Where I’m From


Where I’m From

I am from mountains and beaches, from Southern fried chicken and sweet Gulf shrimp.

I am from the little red brick, from cement block and screened porch, and the place on the beach with the rattly drippy window units.

I am from dogwoods and stinging nettles, from Queen Anne’s Lace and  sea oats in the sweet, salty  breeze…

I am from FatMama and Papa, from Grammy and Granddaddy, from the south and the  midwest and struggles young me didn’t understand.

I am from the  hands that squished out buttermilk biscuits and shucked corn and the feet that walked sandy beaches looking for shells to reinvent.


I am from Heavenly Sunlight and Ave Maria, from Southern Baptist preachers praying exuberantly from the pulpit and beautiful quiet rosaries.
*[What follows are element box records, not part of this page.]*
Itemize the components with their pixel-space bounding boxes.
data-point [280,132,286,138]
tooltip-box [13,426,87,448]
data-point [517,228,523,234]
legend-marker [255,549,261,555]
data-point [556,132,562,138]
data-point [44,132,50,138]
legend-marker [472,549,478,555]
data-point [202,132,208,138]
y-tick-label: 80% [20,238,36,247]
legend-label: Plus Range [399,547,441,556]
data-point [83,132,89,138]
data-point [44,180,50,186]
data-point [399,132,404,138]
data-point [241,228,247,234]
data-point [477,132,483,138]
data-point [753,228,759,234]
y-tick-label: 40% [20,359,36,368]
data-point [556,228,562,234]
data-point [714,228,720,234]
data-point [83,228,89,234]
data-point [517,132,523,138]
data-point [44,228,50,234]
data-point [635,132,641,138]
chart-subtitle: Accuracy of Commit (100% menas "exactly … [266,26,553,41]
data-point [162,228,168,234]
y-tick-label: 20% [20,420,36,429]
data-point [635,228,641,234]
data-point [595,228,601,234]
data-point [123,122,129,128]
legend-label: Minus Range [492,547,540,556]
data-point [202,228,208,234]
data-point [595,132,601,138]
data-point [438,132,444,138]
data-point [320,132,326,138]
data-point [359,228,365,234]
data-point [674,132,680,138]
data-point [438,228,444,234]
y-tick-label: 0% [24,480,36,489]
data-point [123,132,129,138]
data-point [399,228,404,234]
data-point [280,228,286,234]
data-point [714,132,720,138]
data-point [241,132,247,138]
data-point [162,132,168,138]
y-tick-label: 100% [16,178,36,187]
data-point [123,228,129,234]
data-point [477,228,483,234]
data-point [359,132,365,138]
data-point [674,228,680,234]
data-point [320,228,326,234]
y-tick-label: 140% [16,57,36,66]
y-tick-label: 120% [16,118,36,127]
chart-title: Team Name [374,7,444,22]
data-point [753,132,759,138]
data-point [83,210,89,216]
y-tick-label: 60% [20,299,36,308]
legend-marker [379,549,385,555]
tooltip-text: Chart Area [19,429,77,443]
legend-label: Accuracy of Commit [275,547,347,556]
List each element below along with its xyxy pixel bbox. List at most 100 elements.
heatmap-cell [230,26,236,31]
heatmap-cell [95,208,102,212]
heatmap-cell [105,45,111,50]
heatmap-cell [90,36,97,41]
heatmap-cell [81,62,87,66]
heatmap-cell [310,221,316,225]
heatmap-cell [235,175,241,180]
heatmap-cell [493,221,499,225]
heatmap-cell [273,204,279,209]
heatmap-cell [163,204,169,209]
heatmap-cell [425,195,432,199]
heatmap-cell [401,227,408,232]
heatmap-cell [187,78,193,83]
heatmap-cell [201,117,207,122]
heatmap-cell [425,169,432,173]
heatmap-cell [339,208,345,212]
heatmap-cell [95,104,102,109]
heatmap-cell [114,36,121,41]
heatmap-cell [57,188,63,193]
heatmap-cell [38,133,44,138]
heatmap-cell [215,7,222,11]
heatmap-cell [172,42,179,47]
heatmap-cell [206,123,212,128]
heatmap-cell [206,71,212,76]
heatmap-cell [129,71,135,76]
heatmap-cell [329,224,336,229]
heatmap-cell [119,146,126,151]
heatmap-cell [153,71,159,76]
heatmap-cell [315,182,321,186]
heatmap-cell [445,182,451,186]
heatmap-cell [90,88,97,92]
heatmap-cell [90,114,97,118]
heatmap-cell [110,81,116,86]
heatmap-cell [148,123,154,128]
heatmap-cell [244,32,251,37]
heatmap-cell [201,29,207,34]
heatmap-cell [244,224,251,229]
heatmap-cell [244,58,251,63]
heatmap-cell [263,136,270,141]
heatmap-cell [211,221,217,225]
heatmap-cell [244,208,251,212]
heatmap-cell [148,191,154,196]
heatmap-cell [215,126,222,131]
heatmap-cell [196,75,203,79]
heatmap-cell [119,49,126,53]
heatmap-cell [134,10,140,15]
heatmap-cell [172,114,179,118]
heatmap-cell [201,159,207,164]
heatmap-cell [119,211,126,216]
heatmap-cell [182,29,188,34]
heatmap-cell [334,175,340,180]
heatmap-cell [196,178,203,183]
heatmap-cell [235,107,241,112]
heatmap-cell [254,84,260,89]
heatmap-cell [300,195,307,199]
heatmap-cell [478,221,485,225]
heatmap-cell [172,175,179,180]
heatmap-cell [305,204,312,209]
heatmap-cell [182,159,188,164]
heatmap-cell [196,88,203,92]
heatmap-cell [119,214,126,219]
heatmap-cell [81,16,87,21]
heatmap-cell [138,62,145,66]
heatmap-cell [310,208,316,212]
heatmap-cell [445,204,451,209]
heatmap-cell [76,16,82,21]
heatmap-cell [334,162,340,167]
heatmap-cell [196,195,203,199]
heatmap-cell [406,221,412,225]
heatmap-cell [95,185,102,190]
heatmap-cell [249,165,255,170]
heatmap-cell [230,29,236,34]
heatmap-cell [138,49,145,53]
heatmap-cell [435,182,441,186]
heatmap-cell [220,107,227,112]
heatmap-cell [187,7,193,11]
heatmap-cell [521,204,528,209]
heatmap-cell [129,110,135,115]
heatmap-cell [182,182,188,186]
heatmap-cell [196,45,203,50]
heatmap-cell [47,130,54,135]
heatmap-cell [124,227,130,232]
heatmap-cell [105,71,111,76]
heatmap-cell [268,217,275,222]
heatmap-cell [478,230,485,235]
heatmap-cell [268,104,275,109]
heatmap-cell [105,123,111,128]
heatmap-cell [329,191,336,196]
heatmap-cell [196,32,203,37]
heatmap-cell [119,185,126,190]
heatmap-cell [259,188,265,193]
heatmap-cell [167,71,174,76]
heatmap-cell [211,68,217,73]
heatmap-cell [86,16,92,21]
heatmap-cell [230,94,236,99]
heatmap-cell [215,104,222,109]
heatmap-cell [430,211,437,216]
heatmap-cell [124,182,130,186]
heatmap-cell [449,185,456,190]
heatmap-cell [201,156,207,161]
I’m from the Carolinas and from the Florida panhandle, from hands that plowed the field and had lots of babies to hands that engineered formulas and defended our country with his brain.

From the football star, the Air Force, the Navy, the nursing school, the bookkeeping school and the unemployment line and the struggles of depression and recession.

I am from rusty barn roofs and breezy beach places, the scent of dirt and hay and salt spray and shrimp boats full of catch.  I’m all of these things to my core, and life is adding more.

(to make your own “Where I’m From,”  visit Fred First’s page for the template.)

2 comments

  1. this reads like a song – “I am from rusty barn roofs and breezy beach places” – and i am in love with it. in love witht he cadence (“I am from Heavenly Sunlight and Ave Maria”), and in love with the story, with the bringing together of different scattered truths to make another.

    gorgeous bunches of words here. fabulous!